1) 癌の治療は外科の分野で放射線科の医者や内科の化学療法医など俺たちの治療が行き詰まったときの尻ぬぐいをすればいいのだ。放射線科の医者や化学療法専門家が最初から治療法に介入するなど言語道断! 専門分野間の交流の不足。(因みに近藤氏は法放射線科医 若いときから「乳がんは全身病で、局所切除の後、早期から化学療法・放射線治療を併用すべき」と主張していた。)
2) 下の者は上の者に従え! 上のものは長い間の刻苦勉励にいまの境地に達したのだ! ろくにまだ勉強もしていない若造が上のものを批判するなど言語道断!

当時、わたくしが乳がんの患者さんを大塚の癌研に送ったら大胸筋をふくむハルステッド手術をうけて帰ってきた。おそらく当時の先生方は「女ってなんて馬鹿なんだ! 容姿と命がどっちが大事なのだ!」と思っていたのだろうと思う。

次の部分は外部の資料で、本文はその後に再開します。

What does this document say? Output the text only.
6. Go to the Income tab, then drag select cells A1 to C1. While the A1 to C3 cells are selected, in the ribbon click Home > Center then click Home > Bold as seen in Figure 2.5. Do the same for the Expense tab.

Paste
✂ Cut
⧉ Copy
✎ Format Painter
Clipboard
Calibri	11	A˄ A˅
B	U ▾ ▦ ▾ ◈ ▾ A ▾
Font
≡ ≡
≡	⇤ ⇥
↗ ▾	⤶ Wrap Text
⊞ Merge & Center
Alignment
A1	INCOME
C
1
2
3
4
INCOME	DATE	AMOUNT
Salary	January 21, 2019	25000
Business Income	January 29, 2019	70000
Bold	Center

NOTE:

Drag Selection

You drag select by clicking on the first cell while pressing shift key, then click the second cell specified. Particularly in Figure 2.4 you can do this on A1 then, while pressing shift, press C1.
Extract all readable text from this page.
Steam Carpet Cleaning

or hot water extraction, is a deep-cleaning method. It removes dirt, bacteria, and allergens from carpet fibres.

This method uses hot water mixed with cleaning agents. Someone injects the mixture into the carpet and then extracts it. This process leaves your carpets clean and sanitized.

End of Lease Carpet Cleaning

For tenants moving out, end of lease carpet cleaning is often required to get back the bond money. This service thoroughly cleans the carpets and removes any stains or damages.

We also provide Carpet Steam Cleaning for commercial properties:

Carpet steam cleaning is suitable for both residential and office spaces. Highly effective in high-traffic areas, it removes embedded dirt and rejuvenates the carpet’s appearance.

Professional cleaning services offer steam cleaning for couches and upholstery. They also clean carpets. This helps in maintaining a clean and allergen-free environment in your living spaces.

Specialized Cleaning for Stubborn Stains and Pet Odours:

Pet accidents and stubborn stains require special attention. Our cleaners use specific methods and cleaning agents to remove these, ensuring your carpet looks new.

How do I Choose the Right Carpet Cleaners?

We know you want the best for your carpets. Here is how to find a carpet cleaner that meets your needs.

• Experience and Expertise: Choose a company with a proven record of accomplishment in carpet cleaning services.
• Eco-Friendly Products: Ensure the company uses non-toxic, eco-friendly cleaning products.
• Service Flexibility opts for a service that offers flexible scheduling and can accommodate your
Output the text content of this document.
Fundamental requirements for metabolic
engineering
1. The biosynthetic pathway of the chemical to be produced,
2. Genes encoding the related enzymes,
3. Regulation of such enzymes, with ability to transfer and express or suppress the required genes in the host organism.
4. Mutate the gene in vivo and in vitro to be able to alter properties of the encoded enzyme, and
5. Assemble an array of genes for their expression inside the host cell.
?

 しかし、いつの間にか近藤氏は「患者よ! 癌と闘うな!」というひとになっていた。
 わたくしが外勤である病院で外来をしていた時、乳がん末期の患者がみえた。「花がひらいた」状態であった。これは医者同士の隠語であるが、これがどれほど悲惨な状態であるか医療関係者であれば誰でも知っている。「どこか病院にかかられていますか?」ときくと「近藤先生のクリニックに通っています」という。患者さんもこのままでいいのかなと迷っている様子であったので、一応、近藤氏への返信と他のクリニックに紹介状を書いたけれどその後はしらない。
 もちろん癌とたたかわなかったほうがよかったひとはたくさんいる。闘ったけれども、副作用でとことん苦しんだひともまた多くいるはずである。しかし、どのような治療をするのかを選ぶかは患者さんの権利である。
 だが、患者さんは素人であり、医者はプロである。結局は医師の提示する治療法を選ぶことが圧倒的に多くなるはずである。その中で一つの選択肢として近藤氏の論が提示されることにはまったく問題ないと思う。しかし近藤氏が医師として患者さんに自説をおしつけることはやはり大きな問題が残ると思う。
 近藤氏は「ガンと闘うな」という自説の根拠となる資料を残さなかったと思う。氏はそれを提示していると主張しているようであるが、わたくしは寡聞にしてそれをしらない。
 氏は慶応大学医学部放射線科の万年講師として大学生活を終えている。おそらく大学ではつまみもの扱いというかほぼ存在自体を無視されるような状態だったのではないかと思う。
それなりの地位を得れば、学内でも業績を残せたひとではなかったか思うが、おそらく乳腺外科の先生方などには蛇蝎のごとく嫌われていただろうから、そうもいかなかったのだろうと思う。